Lei eleitoral de 21 de maio de 1884 (Fontes/ Barjona)

Discussão do projeto na Câmara dos Deputados em 13 de fevereiro de 1884.

Em 21 de maio de 1884 era aprovada nova lei eleitoral, com o apoio da oposição progressista. Dissolução em 24 de maio. Aumento do número de deputados para 169. 79 círculos uninominais no Continente. Alargamento do sufrágio. Abrangida cerca de 70% da população adulta. A lei vai vigorar durante uma década. Discussão do projeto na Câmara dos Deputados em 13 de fevereiro de 1884.

Aumentado o número de deputados. Paralelamente apresentada a proposta de Acto Adicional, criando pares eletivos. Apoio da oposição progressista e dos antigos constituintes. Apenas 5 votos contra na Câmara dos Deputados. Entre os votos contra, para além dos republicanos, D. José de Saldanha e António Maria de Carvalho. Na Câmara dos Pares, oposição do conde de Bonfim, do visconde de Chanceleiros e de Casal Ribeiro. Este chega mesmo a anunciar a intenção de criação de um novo partido. A proposta governamental foi defendida na Câmara dos Deputados por Júlio de Vilhena e na Câmara dos Pares por Hintze Ribeiro. Importante intervenção do deputado republicano Manuel Arriaga.

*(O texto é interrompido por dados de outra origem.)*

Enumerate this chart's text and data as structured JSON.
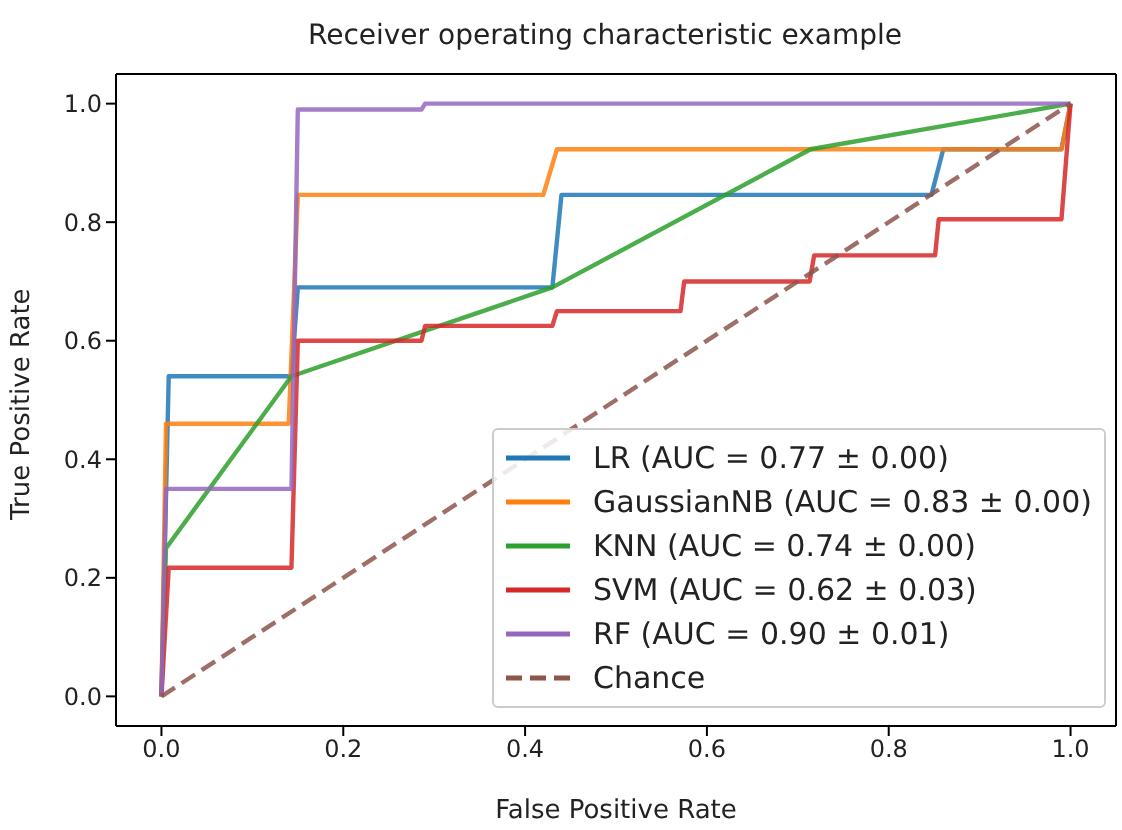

151 eleitos em 100 círculos no continente e ilhas e 12 pelo ultramar; seis eleitos por acumulação de votos; atribuídos 22 lugares às minorias, apenas no continente.

Círculos

Sufrágio misto com círculos plurinominais de lista incompleta nos círculos com sede nas 21 capitais de distrito. Visava-se a passagem para o sistema proporcional.

A outra metade dos deputados é eleita em círculos uninominais.

6 deputados por acumulação de votos (pelo menos 5 000 em todo o reino). Garantida assim a representação das minorias.

Sufrágio

Alargado o sufrágio a todos os que soubessem ler e escrever ou fossem chefes de família (abrangida cerca de 70% da população adulta).

A lei vigora durante cerca de uma década, permitindo aos governamentais cerca de uma centena de deputados, sem  que as oposições baixassem das três dezenas.